Friday, August 30, 2024

But What Is Piety?

The marvelous chutzpah of Le Guin, to finish her career by writing a novel celebrating piety for an audience teeming with libertarian tech bros and lefty utopians! My delight in Lavinia grows and grows.

And having just got as far as Book VII in rereading the Aeneid, I'm staggered by a) how faithful she is to Virgil and b) how faithful she is to Ursula Le Guin. Her conversation with Virgil is a conversation between equals. 

The model of the book, maybe, is the intimate conversations in the sacred grove between Lavinia and the sending of Virgil: a girl speaking on equal terms with the incarnate Western Tradition. Just a conversation, between a girl and a dying poet. 

Le Guin is aware, no one better, that he is dying, and that we need to bring his lares and penates to a new shore.
"But what is piety?" asked Aeneas.
That brought a thoughtful silence.


Thursday, August 29, 2024

Voices Behind

It's just going to be a longer journey than you thought, that's all. Soberly watch the omens, make all the due sacrifices, know that you're paying debts incurred by the jealous spouse of God. Make mistakes: of course. But when the messenger speaks clearly, do what he says.

What else is there to say?

Well, this, of course. If you're not founding Rome all you're doing is ricocheting around the Mediterranean causing trouble. Do you know what Rome will be? Of course not. Then how do you know what the hell you're founding? You don't. (Okay. Class dismissed.
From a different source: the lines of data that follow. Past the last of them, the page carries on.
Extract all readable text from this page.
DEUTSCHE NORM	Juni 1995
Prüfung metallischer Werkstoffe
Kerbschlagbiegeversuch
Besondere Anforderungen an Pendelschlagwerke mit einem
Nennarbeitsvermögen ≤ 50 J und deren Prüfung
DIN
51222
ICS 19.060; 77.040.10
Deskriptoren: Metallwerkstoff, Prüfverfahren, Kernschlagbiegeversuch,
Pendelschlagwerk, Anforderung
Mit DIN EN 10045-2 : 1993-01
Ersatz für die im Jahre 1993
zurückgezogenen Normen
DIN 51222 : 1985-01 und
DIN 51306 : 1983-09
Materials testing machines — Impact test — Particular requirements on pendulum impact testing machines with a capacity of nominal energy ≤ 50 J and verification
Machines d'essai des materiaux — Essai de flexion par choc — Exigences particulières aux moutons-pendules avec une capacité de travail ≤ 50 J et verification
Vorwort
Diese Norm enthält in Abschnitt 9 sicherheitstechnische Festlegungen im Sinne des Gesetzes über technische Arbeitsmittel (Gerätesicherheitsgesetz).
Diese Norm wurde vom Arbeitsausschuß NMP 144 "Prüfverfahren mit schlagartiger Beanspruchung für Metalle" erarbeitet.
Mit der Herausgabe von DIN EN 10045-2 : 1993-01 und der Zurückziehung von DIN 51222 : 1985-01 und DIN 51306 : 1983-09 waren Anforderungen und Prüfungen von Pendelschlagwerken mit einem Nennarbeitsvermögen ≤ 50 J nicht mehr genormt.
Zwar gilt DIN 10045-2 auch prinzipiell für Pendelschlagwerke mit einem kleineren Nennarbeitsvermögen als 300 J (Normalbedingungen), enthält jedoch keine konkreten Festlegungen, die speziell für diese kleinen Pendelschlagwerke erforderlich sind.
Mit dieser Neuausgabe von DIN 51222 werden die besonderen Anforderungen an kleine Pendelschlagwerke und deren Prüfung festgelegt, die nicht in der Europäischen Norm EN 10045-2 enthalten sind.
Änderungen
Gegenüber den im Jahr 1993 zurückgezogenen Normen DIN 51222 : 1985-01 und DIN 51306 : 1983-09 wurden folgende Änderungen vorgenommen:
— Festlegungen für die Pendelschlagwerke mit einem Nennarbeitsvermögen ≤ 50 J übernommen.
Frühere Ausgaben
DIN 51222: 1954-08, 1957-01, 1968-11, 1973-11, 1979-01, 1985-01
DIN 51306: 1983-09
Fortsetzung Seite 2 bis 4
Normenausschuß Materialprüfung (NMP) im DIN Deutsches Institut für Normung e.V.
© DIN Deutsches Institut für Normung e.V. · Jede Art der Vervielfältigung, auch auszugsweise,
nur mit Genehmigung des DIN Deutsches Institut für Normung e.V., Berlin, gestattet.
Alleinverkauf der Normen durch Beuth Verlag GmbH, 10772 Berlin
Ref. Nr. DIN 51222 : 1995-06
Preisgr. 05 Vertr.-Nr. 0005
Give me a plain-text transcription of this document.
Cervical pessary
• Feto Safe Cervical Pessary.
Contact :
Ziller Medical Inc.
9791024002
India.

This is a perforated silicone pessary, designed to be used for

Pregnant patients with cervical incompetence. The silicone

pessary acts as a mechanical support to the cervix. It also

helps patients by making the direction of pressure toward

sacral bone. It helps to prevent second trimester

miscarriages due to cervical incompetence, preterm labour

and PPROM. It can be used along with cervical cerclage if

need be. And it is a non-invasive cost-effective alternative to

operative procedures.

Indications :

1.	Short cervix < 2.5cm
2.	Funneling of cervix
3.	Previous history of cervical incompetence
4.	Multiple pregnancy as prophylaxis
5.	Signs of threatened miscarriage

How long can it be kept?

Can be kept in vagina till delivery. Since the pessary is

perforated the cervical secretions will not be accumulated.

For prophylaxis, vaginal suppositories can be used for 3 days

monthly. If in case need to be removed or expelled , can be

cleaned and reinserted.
That didn't take long.)

What we keep coming back to is that if we are to be something more than we are, we don't know ahead of time what we are becoming. We aspire to be better, but one of the things we aspire to be better at is knowing what "better" is. If we already knew, we'd be done. 

There's this caul of falsehood over my face. The wrongness that comes between me and the world. The doctrine of original sin has been in great disfavor all my life: but it was a hell of a lot better than the doctrine of original worthlessness that has replaced it. If you're not uniquely worthwhile now, always already, you will never be worthwhile. You or anyone else. Asking the question creates the answer, and the answer will always be "no." 

Bah. Enough of this. This is all trampled ground in late summer: the dust rises from our feet. Stop being stupid. Use the brains God gave you, boy. 

The wind blowing snow off the mountain top; the little tarn, voices behind.

Wednesday, August 14, 2024

The Sightseeing Seniors of Cedarwood

A half moon low in the south: why so low? I don't think I've ever understood quite why the moon wanders so far from the ecliptic. Or does it? Maybe I'm just not minding the swings of the ecliptic. But sometimes the moon is high, way high, and sometimes low. As tonight. Mid-August, not particularly close to a solstice; it seems like the moon should be riding a middle way, not tangled in the trees of the flats south of Burnside. I'll have to look it up. But not now.

Now: that rounded chip caught in the trees, ivory-yellow. Diana. Σελήνη. Me he quedado mirando a la luna, a través de las finas acacias. And yet.

Feeling age pull at me, feeling the waste of my strength. I'm exercising a little again, going for little walks. Still feeling fragile, easily irritated, easily tired. What troubles me most, of course, is not having a lingering illness: it's discovering that the reason I haven't had a lingering illness before now is not that I'm a special person, who just doesn't put up with that sort of thing: it's that up till now I've had a nice run of dumb luck. in point of fact I'm just a regular person like other regular people. 

In Searoad an Important Man from Salem comes to a little Oregon beach town and takes a room at a hotel that has been mostly booked up by -- according to the side of their bus -- "The Sightseeing Seniors of Cedarwood: A Christian Community." He views them benevolently, but as the weekend progresses and people in town repeatedly assume he's one of them ("Your party is on the patio, sir") he gets less and less happy about them. Le Guin didn't go in for humor much, but it's deftly done.